Chaque samedi, l’actualité lotoise vue par Philippe Mellet et surtout par ses chats. 

Lundi._ Une nouvelle semaine de guerre débute au Moyen-Orient. Bombes, missiles, roquettes, drones : en direct, nous assistons à l’embrasement de toute une région d’une monde. Les civils, hommes, femmes, enfants, ne sont pas épargnés. Et comme on pouvait le craindre, un peu à la façon de ce qui s‘est passé en Ukraine, ce qui devait durer quelques jours va sans doute durer de nombreuses semaines, voire des mois. La géographie étant ce qu’elle est, on parle désormais du Détroit d’Ormuz comme s’il s’agissait d’un rond-point aménagé à quelques km de notre village, et par lequel sont obligés de transiter tous les moyens de transport qui acheminent dans le supermarché d’à côté viandes, fruits, légumes, produits de toutes sortes. Sans oublier le carburant de Titine (ce n’est pas un nouveau chat mais le surnom de ma vénérable Peugeot). Avec Sibelle, devant la télé, nous n’en finissons pas d’être désolés. En son temps, dans notre village aussi, on vota la charte de la Mondialisation. Mais cette Mondialisation, en 1949, n’avait rien à voir avec ce qu’elle devint à la fin du XXème siècle. Il s’agissait de revendiquer une forme d’attachement à la paix.

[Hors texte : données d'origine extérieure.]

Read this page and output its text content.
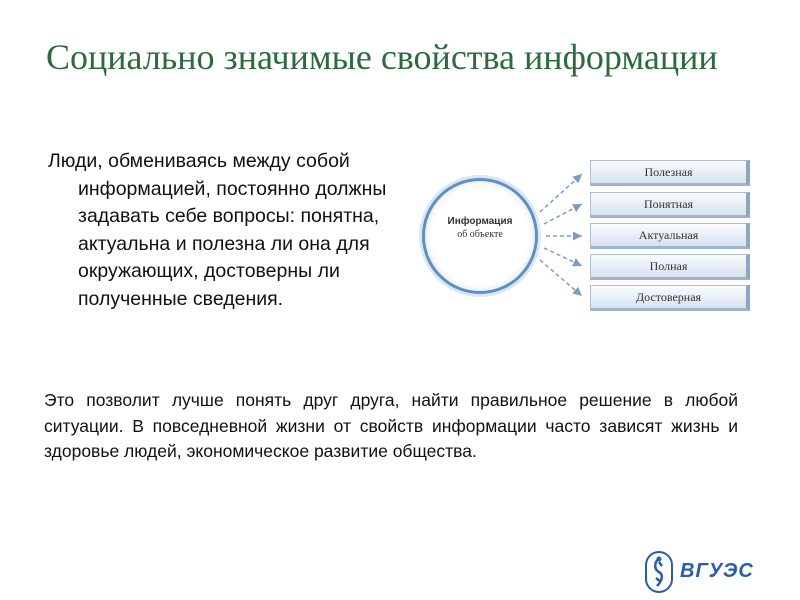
Социально значимые свойства информации

Люди, обмениваясь между собой информацией, постоянно должны задавать себе вопросы: понятна, актуальна и полезна ли она для окружающих, достоверны ли полученные сведения.

Информация
об объекте
Полезная
Понятная
Актуальная
Полная
Достоверная

Это позволит лучше понять друг друга, найти правильное решение в любой ситуации. В повседневной жизни от свойств информации часто зависят жизнь и здоровье людей, экономическое развитие общества.

ВГУЭС
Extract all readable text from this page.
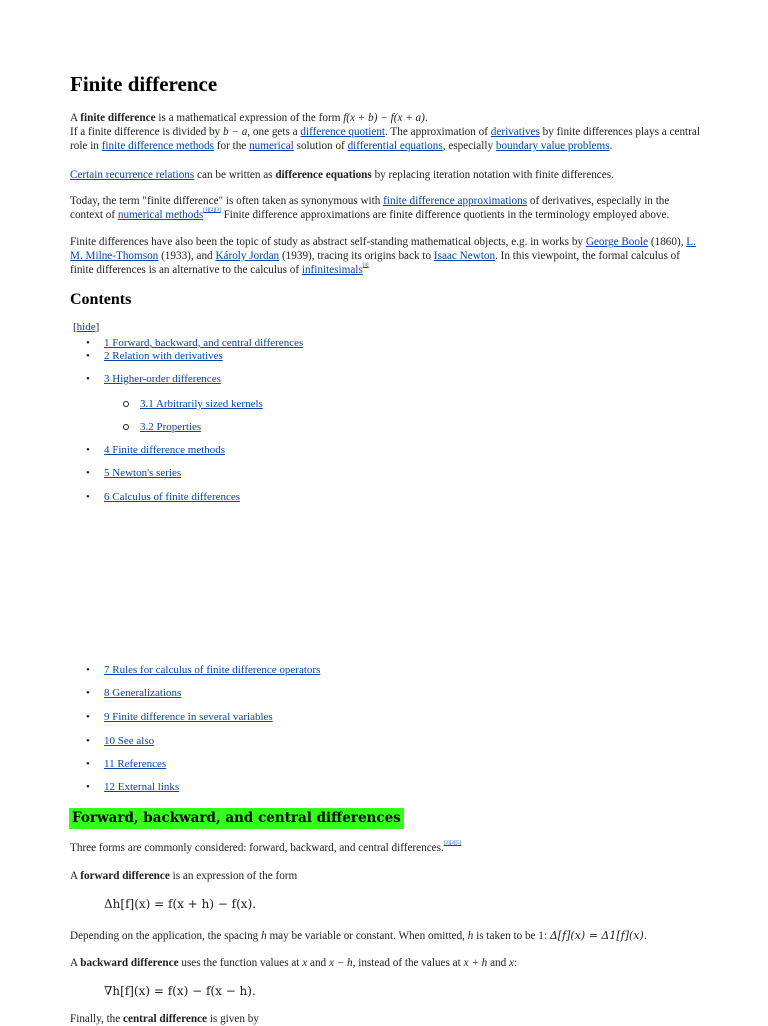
Finite difference
A finite difference is a mathematical expression of the form f(x + b) − f(x + a).
If a finite difference is divided by b − a, one gets a difference quotient. The approximation of derivatives by finite differences plays a central role in finite difference methods for the numerical solution of differential equations, especially boundary value problems.
Certain recurrence relations can be written as difference equations by replacing iteration notation with finite differences.
Today, the term "finite difference" is often taken as synonymous with finite difference approximations of derivatives, especially in the context of numerical methods[1][2][3] Finite difference approximations are finite difference quotients in the terminology employed above.
Finite differences have also been the topic of study as abstract self-standing mathematical objects, e.g. in works by George Boole (1860), L. M. Milne-Thomson (1933), and Károly Jordan (1939), tracing its origins back to Isaac Newton. In this viewpoint, the formal calculus of finite differences is an alternative to the calculus of infinitesimals[4]
Contents
[hide]
• 1 Forward, backward, and central differences
• 2 Relation with derivatives
• 3 Higher-order differences
3.1 Arbitrarily sized kernels
3.2 Properties
• 4 Finite difference methods
• 5 Newton's series
• 6 Calculus of finite differences
• 7 Rules for calculus of finite difference operators
• 8 Generalizations
• 9 Finite difference in several variables
• 10 See also
• 11 References
• 12 External links
Forward, backward, and central differences
Three forms are commonly considered: forward, backward, and central differences.[2][3][5]
A forward difference is an expression of the form
Δh[f](x) = f(x + h) − f(x).
Depending on the application, the spacing h may be variable or constant. When omitted, h is taken to be 1: Δ[f](x) = Δ1[f](x).
A backward difference uses the function values at x and x − h, instead of the values at x + h and x:
∇h[f](x) = f(x) − f(x − h).
Finally, the central difference is given by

Les deux premiers paragraphes étaient : « 1 – Nous affirmons que notre sécurité et notre bien-être sont liés à la sécurité et au bien-être de toutes les villes et de toutes les communes du Monde, aujourd’hui menacées de destruction par la guerre totale. 2 – Nous voulons travailler en paix avec toutes les villes et communes du Monde, coopérer avec elles afin de fonder la Loi mondiale qui assurera notre protection commune, sous l’autorité d’un pouvoir fédéral mondial démocratiquement établi et contrôlé… » Cette utopie se révéla un feu de paille. On pense à ces vers de Louis Aragon : « Elle était brune et pourtant blanche / Ses cheveux tombaient sur ses hanches / Et la semaine et le dimanche / Elle ouvrait à tous ses bras nus / Elle avait des yeux de faïence / Et travaillait avec vaillance / Pour un artilleur de Mayence / Qui n’en est jamais revenu / Est-ce ainsi que les hommes vivent / Et leurs baisers au loin les suivent… » Oui, hélas, les années, les décennies, les siècles passent. Et les humains n’en finissent pas de sembler toujours s’éloigner de notre humanité commune.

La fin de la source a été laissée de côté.